Bucket Brigade: Video

January 2nd, 2021
audio, bucket_brigade, tech
The biggest pain point with Bucket Brigade has been that you generally wanted to be running a video call in parallel. You kept needing to switch windows, and you needed to remember to mute and unmute in the call at the beginning and end of each song. Solstice used Twilio Video, which packages up WebRTC with server-side support and a developer-friendly API, and I decided to integrate it as well. Now when you join you'll see it ask for camera permissions:

Before showing your video to anyone else, it will ask you whether you are OK with it:

Since I have an external camera with a better angle, I'll press "Switch camera":

Now I'm happy, so I'll choose "Use this camera", but it will also work fine if you choose "Continue without camera".

Once you're in, you'll see all the people in their buckets:

During a song you hear people via Bucket Brigade, and the rest of the time you'll hear people through the video call. Since we aren't doing anything custom for the videos, you'll see people out of sync with their singing. At some point it would be nice to try routing videos through a server we control, so we can add appropriate amounts of latency. Adding latency on the server would not be precise enough for audio, which we need aligned at the millisecond level, but I think it would be ok for video?
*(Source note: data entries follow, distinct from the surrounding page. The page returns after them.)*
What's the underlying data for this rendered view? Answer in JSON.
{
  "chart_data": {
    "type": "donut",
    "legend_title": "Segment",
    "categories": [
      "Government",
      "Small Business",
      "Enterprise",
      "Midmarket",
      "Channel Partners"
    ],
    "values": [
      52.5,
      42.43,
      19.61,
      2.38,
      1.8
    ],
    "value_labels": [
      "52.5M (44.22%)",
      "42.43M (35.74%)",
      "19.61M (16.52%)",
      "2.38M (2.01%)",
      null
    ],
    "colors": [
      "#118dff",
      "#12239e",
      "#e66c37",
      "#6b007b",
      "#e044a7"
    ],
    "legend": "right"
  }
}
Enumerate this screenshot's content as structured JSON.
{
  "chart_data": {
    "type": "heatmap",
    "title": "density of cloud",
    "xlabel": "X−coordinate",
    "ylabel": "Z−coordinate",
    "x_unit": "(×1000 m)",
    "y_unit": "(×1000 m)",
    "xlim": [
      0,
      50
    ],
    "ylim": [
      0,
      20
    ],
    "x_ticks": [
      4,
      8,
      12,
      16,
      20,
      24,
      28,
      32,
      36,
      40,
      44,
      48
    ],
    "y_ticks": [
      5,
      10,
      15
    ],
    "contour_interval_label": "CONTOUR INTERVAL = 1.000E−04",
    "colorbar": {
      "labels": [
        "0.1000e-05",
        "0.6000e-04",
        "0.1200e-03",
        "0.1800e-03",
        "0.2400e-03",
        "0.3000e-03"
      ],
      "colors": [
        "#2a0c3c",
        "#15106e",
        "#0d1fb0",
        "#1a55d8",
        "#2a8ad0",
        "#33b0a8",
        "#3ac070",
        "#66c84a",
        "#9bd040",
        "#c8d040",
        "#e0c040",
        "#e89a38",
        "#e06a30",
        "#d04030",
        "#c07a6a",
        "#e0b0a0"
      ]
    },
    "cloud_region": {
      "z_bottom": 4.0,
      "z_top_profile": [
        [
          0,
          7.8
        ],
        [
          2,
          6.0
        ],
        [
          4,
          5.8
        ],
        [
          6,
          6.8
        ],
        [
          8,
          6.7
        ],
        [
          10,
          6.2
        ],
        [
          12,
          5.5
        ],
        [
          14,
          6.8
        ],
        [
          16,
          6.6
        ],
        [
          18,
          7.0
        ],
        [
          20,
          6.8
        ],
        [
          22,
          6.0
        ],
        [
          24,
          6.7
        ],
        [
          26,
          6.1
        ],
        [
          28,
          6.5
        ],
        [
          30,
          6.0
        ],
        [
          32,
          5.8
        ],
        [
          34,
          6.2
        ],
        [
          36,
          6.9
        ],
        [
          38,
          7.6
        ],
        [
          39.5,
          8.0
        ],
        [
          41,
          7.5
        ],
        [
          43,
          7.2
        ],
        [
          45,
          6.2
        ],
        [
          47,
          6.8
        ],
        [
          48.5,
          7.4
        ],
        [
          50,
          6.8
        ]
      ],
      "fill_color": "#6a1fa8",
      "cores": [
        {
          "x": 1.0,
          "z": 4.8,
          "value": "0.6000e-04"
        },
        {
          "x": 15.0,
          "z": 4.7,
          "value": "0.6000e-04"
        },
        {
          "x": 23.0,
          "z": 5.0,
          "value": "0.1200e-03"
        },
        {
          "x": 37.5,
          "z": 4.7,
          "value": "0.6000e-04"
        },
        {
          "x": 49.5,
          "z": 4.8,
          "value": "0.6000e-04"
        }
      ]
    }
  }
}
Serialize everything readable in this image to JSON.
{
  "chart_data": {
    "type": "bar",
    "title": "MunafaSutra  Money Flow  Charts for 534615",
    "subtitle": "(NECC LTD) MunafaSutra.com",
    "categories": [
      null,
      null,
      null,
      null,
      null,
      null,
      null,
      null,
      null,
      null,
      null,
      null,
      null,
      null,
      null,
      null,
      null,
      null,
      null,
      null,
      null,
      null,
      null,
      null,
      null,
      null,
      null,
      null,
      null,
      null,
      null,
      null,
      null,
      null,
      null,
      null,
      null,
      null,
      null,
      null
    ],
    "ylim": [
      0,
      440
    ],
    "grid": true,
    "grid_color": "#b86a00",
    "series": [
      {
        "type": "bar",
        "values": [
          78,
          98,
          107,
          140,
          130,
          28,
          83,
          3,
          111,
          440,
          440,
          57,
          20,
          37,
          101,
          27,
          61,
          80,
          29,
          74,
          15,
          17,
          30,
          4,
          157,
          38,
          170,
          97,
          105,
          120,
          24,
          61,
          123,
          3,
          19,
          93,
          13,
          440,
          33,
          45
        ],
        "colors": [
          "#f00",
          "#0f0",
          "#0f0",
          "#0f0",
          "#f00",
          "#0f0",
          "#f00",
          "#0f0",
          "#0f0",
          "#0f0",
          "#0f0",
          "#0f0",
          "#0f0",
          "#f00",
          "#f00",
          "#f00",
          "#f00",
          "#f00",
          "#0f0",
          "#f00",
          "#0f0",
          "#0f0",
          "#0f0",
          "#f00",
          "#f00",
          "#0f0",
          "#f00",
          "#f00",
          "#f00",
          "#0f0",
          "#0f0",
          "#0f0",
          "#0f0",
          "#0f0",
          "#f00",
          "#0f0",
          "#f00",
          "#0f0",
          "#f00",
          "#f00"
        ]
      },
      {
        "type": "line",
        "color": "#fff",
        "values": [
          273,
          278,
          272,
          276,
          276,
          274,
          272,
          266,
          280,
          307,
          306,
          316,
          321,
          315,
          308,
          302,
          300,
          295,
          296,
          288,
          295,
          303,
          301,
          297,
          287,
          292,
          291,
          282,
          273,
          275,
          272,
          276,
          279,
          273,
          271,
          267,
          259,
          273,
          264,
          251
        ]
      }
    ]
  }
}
Of course there's nothing you can do for video for buckets after you...

The hardest part of the integration was getting it to behave correctly around people turning their video on and off. Twilio's recommended approach doesn't turn the camera light off when you turn your video off, which seems broken to me, so I took their not recommended approach of unpublishing video tracks. This changed which events I need to listen to for video being re-enabled, but once I got it all working it seems reliable.

Previously Bucket Brigade was cheap to run: it essentially only needs CPU and bandwidth, and the bottom-tier VPS (~$5/month) that powers jefftk.com can handle about 40 simultaneous users. Twilio calls cost 25¢/person/hour, which is reasonable but not negligible. I'm hoping to keep it free to play with, and if the cost starts adding up we'll probably ask if frequent users could chip in?